The eye is anesthetized and a ring is fixed to it in order to keep it properly positioned and flat. The microkeratome then makes a small incomplete flap across the cornea by cutting across it. While still attached at one side, the corneal flap is folded back to reveal a sub layer of cornea.
At this point, the microkeratome is precisely readjusted to match the calculated cut depth for the patient's vision correction.
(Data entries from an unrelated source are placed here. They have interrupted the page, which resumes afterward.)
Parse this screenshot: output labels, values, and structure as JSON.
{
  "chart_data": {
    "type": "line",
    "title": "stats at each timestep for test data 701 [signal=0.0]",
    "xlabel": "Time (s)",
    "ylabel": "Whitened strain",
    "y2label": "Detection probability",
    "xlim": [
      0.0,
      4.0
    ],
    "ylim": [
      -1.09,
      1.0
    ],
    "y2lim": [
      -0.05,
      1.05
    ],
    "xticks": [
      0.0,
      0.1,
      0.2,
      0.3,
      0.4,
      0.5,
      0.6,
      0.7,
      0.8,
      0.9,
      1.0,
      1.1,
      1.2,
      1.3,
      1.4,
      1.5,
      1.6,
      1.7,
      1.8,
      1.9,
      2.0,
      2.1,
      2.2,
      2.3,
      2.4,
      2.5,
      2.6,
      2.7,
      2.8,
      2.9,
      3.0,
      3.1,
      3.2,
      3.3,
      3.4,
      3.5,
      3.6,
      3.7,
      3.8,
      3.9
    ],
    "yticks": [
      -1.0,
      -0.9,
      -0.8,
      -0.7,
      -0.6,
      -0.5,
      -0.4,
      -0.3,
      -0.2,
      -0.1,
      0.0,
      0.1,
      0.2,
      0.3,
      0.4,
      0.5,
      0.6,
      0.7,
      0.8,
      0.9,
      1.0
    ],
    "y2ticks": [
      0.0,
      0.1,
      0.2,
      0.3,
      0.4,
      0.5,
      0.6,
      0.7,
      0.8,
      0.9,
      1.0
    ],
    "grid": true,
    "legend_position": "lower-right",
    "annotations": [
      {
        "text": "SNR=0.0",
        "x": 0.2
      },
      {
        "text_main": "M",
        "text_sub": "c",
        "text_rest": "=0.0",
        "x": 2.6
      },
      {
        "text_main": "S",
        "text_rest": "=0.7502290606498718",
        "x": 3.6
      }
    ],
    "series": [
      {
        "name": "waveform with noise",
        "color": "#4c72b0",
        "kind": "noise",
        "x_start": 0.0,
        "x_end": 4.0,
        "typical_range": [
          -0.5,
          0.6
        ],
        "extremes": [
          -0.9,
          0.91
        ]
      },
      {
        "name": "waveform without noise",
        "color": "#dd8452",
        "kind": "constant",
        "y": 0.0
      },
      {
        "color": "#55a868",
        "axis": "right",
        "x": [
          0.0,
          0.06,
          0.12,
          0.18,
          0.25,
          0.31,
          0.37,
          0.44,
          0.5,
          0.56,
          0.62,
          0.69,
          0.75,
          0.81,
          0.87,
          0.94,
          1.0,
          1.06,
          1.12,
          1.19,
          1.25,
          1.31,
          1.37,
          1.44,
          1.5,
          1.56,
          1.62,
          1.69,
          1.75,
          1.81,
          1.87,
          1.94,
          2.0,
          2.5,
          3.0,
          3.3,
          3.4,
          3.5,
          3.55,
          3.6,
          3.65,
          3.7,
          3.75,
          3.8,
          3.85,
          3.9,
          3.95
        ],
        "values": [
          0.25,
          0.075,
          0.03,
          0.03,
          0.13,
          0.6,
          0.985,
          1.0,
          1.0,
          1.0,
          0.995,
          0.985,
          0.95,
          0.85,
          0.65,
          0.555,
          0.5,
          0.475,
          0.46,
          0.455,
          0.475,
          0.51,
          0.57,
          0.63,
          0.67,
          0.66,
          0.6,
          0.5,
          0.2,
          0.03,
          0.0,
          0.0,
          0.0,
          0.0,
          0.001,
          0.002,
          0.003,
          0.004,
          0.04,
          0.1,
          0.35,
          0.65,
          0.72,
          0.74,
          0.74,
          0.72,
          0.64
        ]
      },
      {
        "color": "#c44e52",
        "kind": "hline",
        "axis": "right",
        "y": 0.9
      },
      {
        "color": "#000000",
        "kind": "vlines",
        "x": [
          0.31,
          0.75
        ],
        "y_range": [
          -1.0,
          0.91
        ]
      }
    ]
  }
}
The calculation is based on the patient's glasses and contact lens prescriptions. The surgeon then passes the microkeratome completely over the eye making the power cut. After the power cut, the corneal flap is laid back over the eye where it reattaches.
ALK is an effective technique for very high levels of myopia and is generally used from -5.00 to -30.00 diopters of nearsightedness.
Healing time from ALK is very rapid, usually in about 24 hours or so. Results are immediately realized, though it may take several months for the vision correction to finally stabilize. On the down side, the results of ALK are not as highly predictable as with the laser procedures of LASIK or PRK.